C3) a dicotyledonous plant, a plant selected from the group consisting of dicotyledonous plants,

C4) a plant of the order Rosales,

C5) a plant of the family Rosaceae,

C6) a plant of the genus Malus,

C7) an apple.

The MsSCL26 gene from Malus sieversii is introduced into tissue culture seedling GL-3' of apple to obtain a transgenic plant over-expressing the MsSCL26 gene; compared with the untransformed apple tissue culture seedling 'GL-3' control plant, the overexpression of the MsSCL26 gene improves the tolerance of the transgenic plant 'GL-3' to adversity stress such as water stress. The protein MsSCL26 participates in regulation and control and adaptation of plants to water stress-related adversity stress, can improve apple drought resistance by utilizing the protein, and has important significance in cultivation of apple stocks with strong stress resistance.

Drawings

Figure 1 is a graph of the change in expression levels of MsSCL26 under 20% PEG 6000 treatment.

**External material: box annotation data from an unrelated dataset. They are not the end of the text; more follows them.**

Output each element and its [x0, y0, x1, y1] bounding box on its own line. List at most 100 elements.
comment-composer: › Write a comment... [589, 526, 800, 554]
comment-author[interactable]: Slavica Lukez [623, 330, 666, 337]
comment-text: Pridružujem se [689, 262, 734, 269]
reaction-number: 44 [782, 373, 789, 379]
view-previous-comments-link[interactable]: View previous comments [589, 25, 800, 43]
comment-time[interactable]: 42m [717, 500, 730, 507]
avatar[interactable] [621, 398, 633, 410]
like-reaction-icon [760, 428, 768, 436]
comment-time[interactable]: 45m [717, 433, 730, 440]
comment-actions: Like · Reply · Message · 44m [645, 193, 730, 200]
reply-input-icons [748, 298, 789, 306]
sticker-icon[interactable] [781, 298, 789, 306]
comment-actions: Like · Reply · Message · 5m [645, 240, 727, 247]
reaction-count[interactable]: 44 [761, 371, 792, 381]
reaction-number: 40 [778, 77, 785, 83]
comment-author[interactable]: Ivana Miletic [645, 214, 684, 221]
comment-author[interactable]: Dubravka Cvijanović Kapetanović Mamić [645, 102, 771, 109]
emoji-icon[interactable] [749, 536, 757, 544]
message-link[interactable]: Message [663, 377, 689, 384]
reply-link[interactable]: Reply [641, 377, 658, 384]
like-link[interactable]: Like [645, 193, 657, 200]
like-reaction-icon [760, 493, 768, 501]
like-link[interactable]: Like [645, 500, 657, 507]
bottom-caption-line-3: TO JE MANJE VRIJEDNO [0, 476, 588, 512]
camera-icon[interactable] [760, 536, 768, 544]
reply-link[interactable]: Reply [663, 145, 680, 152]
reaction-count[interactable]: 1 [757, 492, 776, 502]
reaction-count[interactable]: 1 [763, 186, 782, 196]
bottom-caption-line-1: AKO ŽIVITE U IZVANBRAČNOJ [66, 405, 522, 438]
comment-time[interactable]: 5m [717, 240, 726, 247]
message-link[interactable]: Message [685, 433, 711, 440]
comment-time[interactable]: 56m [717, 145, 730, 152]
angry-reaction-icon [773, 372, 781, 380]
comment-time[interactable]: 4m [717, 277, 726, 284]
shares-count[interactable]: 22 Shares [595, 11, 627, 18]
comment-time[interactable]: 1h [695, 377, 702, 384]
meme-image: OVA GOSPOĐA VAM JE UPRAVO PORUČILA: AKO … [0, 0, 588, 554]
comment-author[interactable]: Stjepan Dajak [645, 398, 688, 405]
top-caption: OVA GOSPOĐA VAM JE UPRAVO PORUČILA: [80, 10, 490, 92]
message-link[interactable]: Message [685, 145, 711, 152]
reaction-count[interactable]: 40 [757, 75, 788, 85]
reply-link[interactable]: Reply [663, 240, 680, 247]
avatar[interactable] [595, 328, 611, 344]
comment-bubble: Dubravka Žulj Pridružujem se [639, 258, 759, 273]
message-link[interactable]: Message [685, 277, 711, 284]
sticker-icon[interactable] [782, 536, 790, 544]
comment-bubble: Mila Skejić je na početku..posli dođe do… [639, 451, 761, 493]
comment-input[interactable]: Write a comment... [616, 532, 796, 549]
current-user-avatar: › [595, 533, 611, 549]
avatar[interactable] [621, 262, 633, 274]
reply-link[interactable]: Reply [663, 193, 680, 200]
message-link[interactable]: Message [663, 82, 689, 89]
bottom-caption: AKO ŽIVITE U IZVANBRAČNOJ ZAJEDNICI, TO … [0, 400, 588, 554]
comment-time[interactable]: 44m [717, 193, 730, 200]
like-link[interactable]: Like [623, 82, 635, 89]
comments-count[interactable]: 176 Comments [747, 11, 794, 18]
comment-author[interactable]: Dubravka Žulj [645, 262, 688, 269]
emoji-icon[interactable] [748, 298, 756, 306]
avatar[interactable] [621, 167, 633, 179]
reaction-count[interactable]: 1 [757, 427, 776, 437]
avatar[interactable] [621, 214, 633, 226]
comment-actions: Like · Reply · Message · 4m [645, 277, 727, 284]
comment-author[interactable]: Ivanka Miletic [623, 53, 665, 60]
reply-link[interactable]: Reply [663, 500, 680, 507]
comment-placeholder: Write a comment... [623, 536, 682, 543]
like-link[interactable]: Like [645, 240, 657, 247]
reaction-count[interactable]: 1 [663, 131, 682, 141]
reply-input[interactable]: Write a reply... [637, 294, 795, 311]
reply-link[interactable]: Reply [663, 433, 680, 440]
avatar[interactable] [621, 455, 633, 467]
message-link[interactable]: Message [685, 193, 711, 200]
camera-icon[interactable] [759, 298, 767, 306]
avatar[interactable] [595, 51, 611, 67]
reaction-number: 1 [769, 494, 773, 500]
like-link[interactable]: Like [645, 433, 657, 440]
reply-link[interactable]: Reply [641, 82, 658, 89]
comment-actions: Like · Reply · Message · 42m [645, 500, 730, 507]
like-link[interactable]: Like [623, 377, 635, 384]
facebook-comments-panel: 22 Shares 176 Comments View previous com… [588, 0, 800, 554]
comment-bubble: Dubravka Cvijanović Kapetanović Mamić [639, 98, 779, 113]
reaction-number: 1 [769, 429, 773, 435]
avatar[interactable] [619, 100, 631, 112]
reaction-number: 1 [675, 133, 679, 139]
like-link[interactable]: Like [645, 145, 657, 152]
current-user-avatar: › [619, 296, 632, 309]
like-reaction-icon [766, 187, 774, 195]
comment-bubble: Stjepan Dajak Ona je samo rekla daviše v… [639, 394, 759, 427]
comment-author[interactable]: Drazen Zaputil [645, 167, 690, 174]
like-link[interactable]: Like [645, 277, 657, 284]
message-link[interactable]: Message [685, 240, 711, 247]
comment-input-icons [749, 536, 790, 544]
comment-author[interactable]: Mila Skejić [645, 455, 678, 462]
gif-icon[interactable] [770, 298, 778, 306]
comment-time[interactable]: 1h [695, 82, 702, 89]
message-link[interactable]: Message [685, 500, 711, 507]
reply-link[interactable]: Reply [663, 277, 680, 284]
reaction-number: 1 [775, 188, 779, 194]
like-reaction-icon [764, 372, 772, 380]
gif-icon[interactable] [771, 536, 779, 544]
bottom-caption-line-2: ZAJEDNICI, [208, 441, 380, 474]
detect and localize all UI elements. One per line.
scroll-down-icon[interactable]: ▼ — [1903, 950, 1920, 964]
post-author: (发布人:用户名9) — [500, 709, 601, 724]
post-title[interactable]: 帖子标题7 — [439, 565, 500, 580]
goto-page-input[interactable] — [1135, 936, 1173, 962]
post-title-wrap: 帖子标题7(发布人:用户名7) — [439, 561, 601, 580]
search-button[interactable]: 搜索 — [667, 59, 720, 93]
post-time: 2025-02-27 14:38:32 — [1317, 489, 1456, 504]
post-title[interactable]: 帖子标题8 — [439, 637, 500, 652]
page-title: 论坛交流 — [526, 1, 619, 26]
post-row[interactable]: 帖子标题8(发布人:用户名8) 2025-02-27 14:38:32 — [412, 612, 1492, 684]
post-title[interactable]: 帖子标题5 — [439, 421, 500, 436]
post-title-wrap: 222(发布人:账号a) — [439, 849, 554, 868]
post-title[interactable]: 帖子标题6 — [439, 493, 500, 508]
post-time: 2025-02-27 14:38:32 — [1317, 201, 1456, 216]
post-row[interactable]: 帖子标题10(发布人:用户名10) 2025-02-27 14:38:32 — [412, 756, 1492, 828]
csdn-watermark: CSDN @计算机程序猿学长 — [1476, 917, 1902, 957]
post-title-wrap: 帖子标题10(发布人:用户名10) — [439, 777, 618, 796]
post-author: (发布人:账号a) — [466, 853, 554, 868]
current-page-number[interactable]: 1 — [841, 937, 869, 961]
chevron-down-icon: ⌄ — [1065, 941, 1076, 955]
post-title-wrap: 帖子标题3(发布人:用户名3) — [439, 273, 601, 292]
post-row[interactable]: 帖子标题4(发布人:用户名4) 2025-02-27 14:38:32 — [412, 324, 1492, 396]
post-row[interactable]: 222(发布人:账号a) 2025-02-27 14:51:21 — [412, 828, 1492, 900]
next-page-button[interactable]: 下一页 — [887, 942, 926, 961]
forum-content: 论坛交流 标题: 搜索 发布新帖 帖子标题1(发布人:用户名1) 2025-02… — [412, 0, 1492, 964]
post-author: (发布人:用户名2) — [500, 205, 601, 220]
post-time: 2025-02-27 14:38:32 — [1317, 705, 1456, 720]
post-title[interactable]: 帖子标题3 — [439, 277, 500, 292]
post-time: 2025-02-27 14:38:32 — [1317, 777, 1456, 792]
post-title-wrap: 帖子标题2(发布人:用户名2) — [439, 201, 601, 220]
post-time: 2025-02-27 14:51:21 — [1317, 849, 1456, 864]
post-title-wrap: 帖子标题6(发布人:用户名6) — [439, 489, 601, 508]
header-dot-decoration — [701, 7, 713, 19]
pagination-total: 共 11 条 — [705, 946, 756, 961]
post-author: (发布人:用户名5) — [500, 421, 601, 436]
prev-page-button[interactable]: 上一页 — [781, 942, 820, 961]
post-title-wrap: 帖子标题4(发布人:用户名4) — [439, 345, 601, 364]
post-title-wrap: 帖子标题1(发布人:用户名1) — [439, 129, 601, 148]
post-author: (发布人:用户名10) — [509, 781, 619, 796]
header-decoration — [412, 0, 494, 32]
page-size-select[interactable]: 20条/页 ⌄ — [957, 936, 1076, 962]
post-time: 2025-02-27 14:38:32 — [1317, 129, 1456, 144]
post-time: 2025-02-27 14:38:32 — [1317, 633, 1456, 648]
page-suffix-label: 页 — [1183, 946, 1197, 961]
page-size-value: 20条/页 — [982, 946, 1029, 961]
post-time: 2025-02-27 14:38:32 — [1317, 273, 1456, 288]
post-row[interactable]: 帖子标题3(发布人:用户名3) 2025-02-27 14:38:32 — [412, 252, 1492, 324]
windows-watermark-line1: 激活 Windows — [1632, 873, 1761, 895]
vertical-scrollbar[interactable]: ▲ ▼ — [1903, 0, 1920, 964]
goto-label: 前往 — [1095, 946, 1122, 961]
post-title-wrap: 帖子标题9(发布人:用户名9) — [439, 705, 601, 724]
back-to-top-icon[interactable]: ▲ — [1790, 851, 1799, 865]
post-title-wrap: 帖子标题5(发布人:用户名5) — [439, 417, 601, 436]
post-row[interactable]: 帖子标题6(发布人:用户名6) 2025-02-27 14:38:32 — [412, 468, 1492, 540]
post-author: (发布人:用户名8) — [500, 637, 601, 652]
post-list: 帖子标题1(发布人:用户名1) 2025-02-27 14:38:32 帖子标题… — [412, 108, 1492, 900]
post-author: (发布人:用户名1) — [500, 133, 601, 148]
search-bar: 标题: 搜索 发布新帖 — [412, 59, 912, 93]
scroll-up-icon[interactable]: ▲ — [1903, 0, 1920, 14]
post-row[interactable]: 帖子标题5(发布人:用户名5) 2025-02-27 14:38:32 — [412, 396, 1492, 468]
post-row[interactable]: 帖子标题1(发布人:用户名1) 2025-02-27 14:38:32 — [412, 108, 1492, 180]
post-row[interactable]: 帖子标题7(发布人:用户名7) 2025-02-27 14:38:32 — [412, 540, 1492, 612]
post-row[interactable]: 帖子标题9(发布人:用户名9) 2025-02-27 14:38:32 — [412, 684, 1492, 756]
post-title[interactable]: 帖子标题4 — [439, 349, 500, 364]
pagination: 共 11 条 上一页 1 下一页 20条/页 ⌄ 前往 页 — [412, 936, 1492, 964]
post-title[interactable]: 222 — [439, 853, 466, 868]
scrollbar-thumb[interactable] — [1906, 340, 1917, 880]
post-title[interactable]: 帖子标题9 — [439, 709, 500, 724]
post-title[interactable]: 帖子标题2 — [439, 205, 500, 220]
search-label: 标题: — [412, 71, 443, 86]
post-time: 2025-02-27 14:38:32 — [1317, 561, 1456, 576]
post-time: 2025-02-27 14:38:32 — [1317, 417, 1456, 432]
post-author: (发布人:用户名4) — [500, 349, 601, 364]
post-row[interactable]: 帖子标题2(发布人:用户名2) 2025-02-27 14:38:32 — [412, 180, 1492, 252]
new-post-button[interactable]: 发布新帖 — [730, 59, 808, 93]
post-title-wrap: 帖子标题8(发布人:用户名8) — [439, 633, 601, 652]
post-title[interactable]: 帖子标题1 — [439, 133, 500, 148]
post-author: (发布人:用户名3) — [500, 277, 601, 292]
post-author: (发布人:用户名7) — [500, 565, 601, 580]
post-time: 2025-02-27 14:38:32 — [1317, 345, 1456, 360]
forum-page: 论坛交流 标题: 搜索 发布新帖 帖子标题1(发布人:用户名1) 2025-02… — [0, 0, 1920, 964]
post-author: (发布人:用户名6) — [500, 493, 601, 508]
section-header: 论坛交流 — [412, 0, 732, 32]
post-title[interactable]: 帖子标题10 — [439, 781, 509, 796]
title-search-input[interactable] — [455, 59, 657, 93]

FIG. 2 shows the restriction enzyme digestion verification of pMDC83-MsSCL26 recombinant plasmid and the PCR identification of transgenic plant 'GL-3'. The left picture is enzyme digestion verification of pMDC83-MsSCL26 recombinant plasmid, lane M is Marker, lane 1 is pMDC83 empty vector without double enzyme digestion, lanes 2 and 4 are pMDC83-MsSCL26 recombinant plasmid after endonuclease Pac I/Kpn I digestion, lane 3 is pMDC83-MsSCL26 recombinant plasmid without double enzyme digestion; the right panel shows PCR identification of transgenic plants 'GL-3', lane M is Marker, and 1-8 are 8 PCR positive plants respectively.

FIG. 3 is a graph showing the expression level of SCL26 in transgenic ` GL-3 ` lines.

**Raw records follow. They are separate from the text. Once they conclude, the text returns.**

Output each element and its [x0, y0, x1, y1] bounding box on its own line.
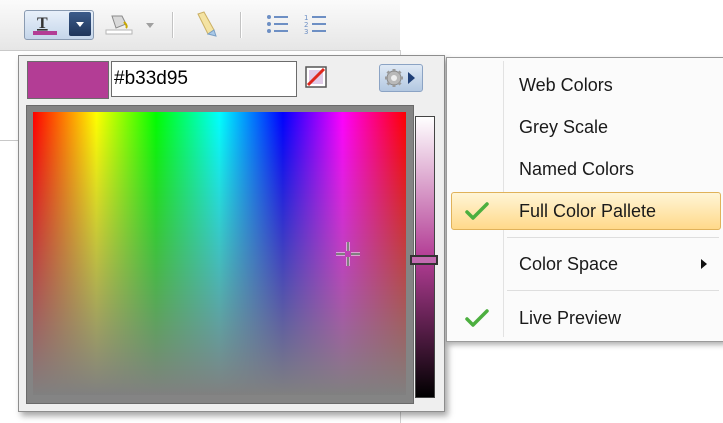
numbered-list-icon: 1 2 3 — [304, 14, 326, 36]
menu-item-label: Color Space — [519, 254, 619, 274]
page-ruler-line — [0, 140, 20, 141]
menu-item-grey-scale[interactable]: Grey Scale — [451, 108, 721, 146]
picker-options-menu: Web Colors Grey Scale Named Colors Full … — [446, 57, 723, 342]
menu-item-color-space[interactable]: Color Space — [451, 245, 721, 283]
bulleted-list-button[interactable] — [262, 10, 292, 38]
formatting-toolbar: T 1 2 3 — [0, 0, 400, 51]
menu-item-label: Named Colors — [519, 159, 635, 179]
chevron-right-icon — [408, 72, 415, 84]
current-color-swatch — [27, 61, 109, 99]
fill-color-icon — [105, 15, 133, 35]
menu-divider — [507, 237, 719, 238]
highlighter-icon — [197, 11, 217, 37]
svg-text:3: 3 — [304, 28, 308, 36]
menu-item-named-colors[interactable]: Named Colors — [451, 150, 721, 188]
submenu-arrow-icon — [701, 259, 707, 269]
chevron-down-icon — [76, 22, 84, 27]
bulleted-list-icon — [267, 15, 288, 33]
menu-item-live-preview[interactable]: Live Preview — [451, 299, 721, 337]
no-color-icon[interactable] — [305, 66, 327, 88]
text-color-button[interactable]: T — [24, 10, 94, 40]
numbered-list-button[interactable]: 1 2 3 — [300, 10, 330, 38]
menu-item-label: Web Colors — [519, 75, 613, 95]
checkmark-icon — [465, 202, 489, 220]
menu-item-label: Full Color Pallete — [519, 201, 657, 221]
picker-options-button[interactable] — [379, 64, 423, 92]
menu-item-full-color-pallete[interactable]: Full Color Pallete — [451, 192, 721, 230]
color-spectrum[interactable] — [33, 112, 406, 395]
menu-item-label: Live Preview — [519, 308, 622, 328]
toolbar-divider — [172, 12, 173, 38]
color-picker-popup — [18, 55, 445, 412]
crosshair-cursor-icon — [336, 242, 360, 266]
highlighter-button[interactable] — [184, 10, 228, 38]
brightness-slider-handle[interactable] — [410, 255, 438, 265]
text-color-dropdown[interactable] — [69, 12, 91, 36]
checkmark-icon — [465, 309, 489, 327]
menu-item-web-colors[interactable]: Web Colors — [451, 66, 721, 104]
chevron-down-icon — [146, 23, 154, 28]
menu-divider — [507, 290, 719, 291]
hex-color-input[interactable] — [111, 61, 297, 97]
gear-icon — [385, 69, 403, 87]
fill-color-button[interactable] — [100, 10, 160, 38]
text-color-icon: T — [33, 15, 57, 35]
toolbar-divider — [240, 12, 241, 38]
svg-text:T: T — [37, 15, 48, 32]
menu-item-label: Grey Scale — [519, 117, 609, 137]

FIG. 4 shows the identification of resistance and the detection of physiological indexes of various strains in a culture medium.

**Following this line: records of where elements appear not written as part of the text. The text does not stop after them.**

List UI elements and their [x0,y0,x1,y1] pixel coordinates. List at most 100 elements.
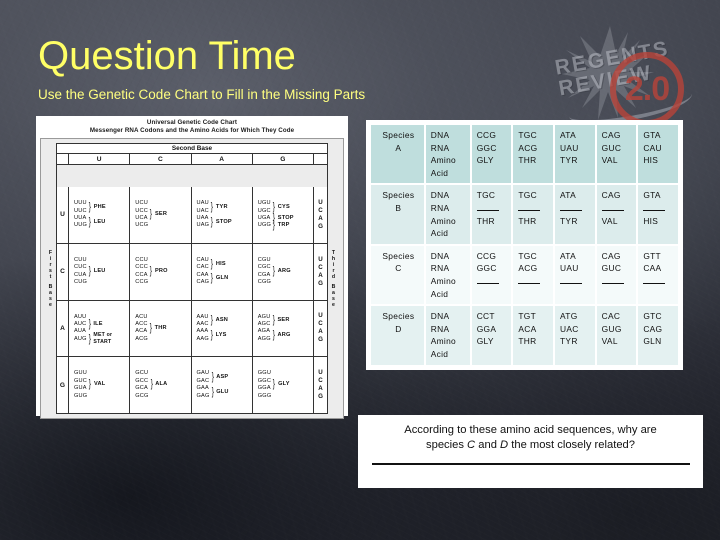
regents-review-watermark: REGENTS REVIEW 2.0 [548,20,708,130]
codon-cell: AGU AGC AGA AGG} SER} ARG [252,300,314,358]
sequence-cell: TGC THR [513,185,554,244]
dna-value: TGC [518,190,537,201]
codon-text: CGC [257,264,271,271]
question-line-2: species C and D the most closely related… [370,438,691,453]
amino-acid-label: ALA [155,381,168,388]
amino-acid-value: GLN [643,336,662,347]
third-base-letter-cell: U [318,312,323,320]
amino-acid-value: VAL [601,215,618,226]
amino-acid-label: MET or START [93,332,113,346]
dna-value: CCT [476,311,495,322]
row-type-labels-cell: DNA RNA Amino Acid [425,306,470,365]
blank-answer-line[interactable] [643,275,666,284]
blank-answer-line[interactable] [518,202,541,211]
amino-acid-value: GLY [476,336,494,347]
amino-acid-label: ASP [216,374,229,381]
codon-text: GGA [257,385,271,392]
codon-text: UUU [74,200,87,207]
amino-acid-value [643,275,675,288]
third-base-letter-cell: G [318,279,323,287]
rna-value: ACA [518,323,537,334]
brace-icon: } [272,200,276,213]
amino-acid-label: LEU [93,267,106,274]
codon-text: AUU [74,313,87,320]
codon-text: GCA [135,385,148,392]
blank-answer-line[interactable] [601,202,624,211]
codon-text: CAU [196,256,209,263]
codon-cell: AAU AAC AAA AAG} ASN} LYS [191,300,253,358]
amino-acid-label: GLN [215,275,229,282]
codon-text: UAU [196,200,209,207]
sequence-cell: ATA TYR [555,185,595,244]
brace-icon: } [273,378,276,391]
second-base-column-header: A [191,154,253,165]
blank-answer-line[interactable] [476,275,499,284]
amino-acid-label: GLU [216,388,229,395]
brace-icon: } [272,314,275,327]
codon-text: AGC [257,320,271,327]
codon-cell: ACU ACC ACA ACG} THR [130,300,192,358]
blank-answer-line[interactable] [643,202,666,211]
amino-acid-label: PRO [154,267,168,274]
row-type-label: Amino [430,275,456,286]
answer-line[interactable] [371,463,690,465]
codon-text: CCG [135,279,149,286]
sequence-cell: ATG UAC TYR [555,306,595,365]
third-base-letter-cell: A [318,271,323,279]
chart-title-line-2: Messenger RNA Codons and the Amino Acids… [89,127,295,134]
question-line2-part3: the most closely related? [508,439,635,451]
row-type-label: Amino [430,155,456,166]
species-name-line-2: D [395,323,402,334]
blank-answer-line[interactable] [476,202,499,211]
sequence-cell: CCG GGC GLY [471,125,512,184]
amino-acid-value: GLY [476,155,494,166]
amino-acid-label: ASN [215,317,229,324]
codon-text: CAC [196,264,209,271]
first-base-label: First Base [45,143,56,414]
codon-text: GGU [257,370,272,377]
brace-icon: } [150,208,153,221]
amino-acid-label: ILE [93,320,103,327]
codon-text: CCU [135,256,148,263]
first-base-row-label: A [57,300,69,358]
codon-text: CUC [74,264,87,271]
codon-cell: GAU GAC GAA GAG} ASP} GLU [191,357,253,413]
codon-cell: UCU UCC UCA UCG} SER [130,187,192,244]
codon-text: GUU [74,370,88,377]
species-name-line-2: C [395,263,402,274]
codon-cell: GCU GCC GCA GCG} ALA [130,357,192,413]
blank-answer-line[interactable] [518,275,541,284]
dna-value: ATA [560,250,576,261]
row-type-label: RNA [430,323,450,334]
third-base-column: UCAG [314,187,327,244]
dna-value: TGC [518,130,537,140]
third-base-corner [314,154,327,165]
species-table-element: Species A DNA RNA Amino Acid CCG GGC GLY TGC ACG TH… [369,123,680,367]
brace-icon: } [150,378,153,391]
question-line2-part1: species [426,439,468,451]
codon-text: GCU [135,370,149,377]
first-base-row-label: G [57,357,69,413]
amino-acid-value: THR [518,215,537,226]
third-base-letter-cell: C [318,377,323,385]
species-c-ref: C [467,439,476,451]
sequence-cell: TGC THR [471,185,512,244]
row-type-label: DNA [430,311,450,322]
dna-value: CAG [601,190,621,201]
blank-answer-line[interactable] [560,202,583,211]
blank-answer-line[interactable] [601,275,624,284]
codon-cell: CCU CCC CCA CCG} PRO [130,243,192,301]
rna-value: ACG [518,142,538,153]
codon-cell: CGU CGC CGA CGG} ARG [252,243,314,301]
brace-icon: } [211,385,214,398]
codon-cell: CUU CUC CUA CUG} LEU [69,243,131,301]
rna-value: GUC [601,142,622,153]
codon-text: UUA [74,214,87,221]
codon-text: GAU [196,370,210,377]
blank-answer-line[interactable] [560,275,583,284]
codon-text: UGA [257,214,271,221]
amino-acid-label: TYR [215,203,228,210]
rna-value: GUC [601,263,622,274]
amino-acid-label: LEU [93,218,106,225]
codon-text: AGG [257,335,271,342]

FIG. 5 is the drought resistance identification of each strain in soil.

Detailed Description

The present invention is described in further detail below with reference to specific embodiments, which are given for the purpose of illustration only and are not intended to limit the scope of the invention. The examples provided below serve as a guide for further modifications by a person skilled in the art and do not constitute a limitation of the invention in any way.

The experimental procedures in the following examples, unless otherwise indicated, are conventional and are carried out according to the techniques or conditions described in the literature in the field or according to the instructions of the products. Materials, reagents and the like used in the following examples are commercially available unless otherwise specified.

The quantitative tests in the following examples, all set up three replicates and the results averaged.

The expression vectors used in the examples below, the biological material which was only used for repeating the experiments relevant to the present invention and which was not used for other purposes, were publicly available from the applicant.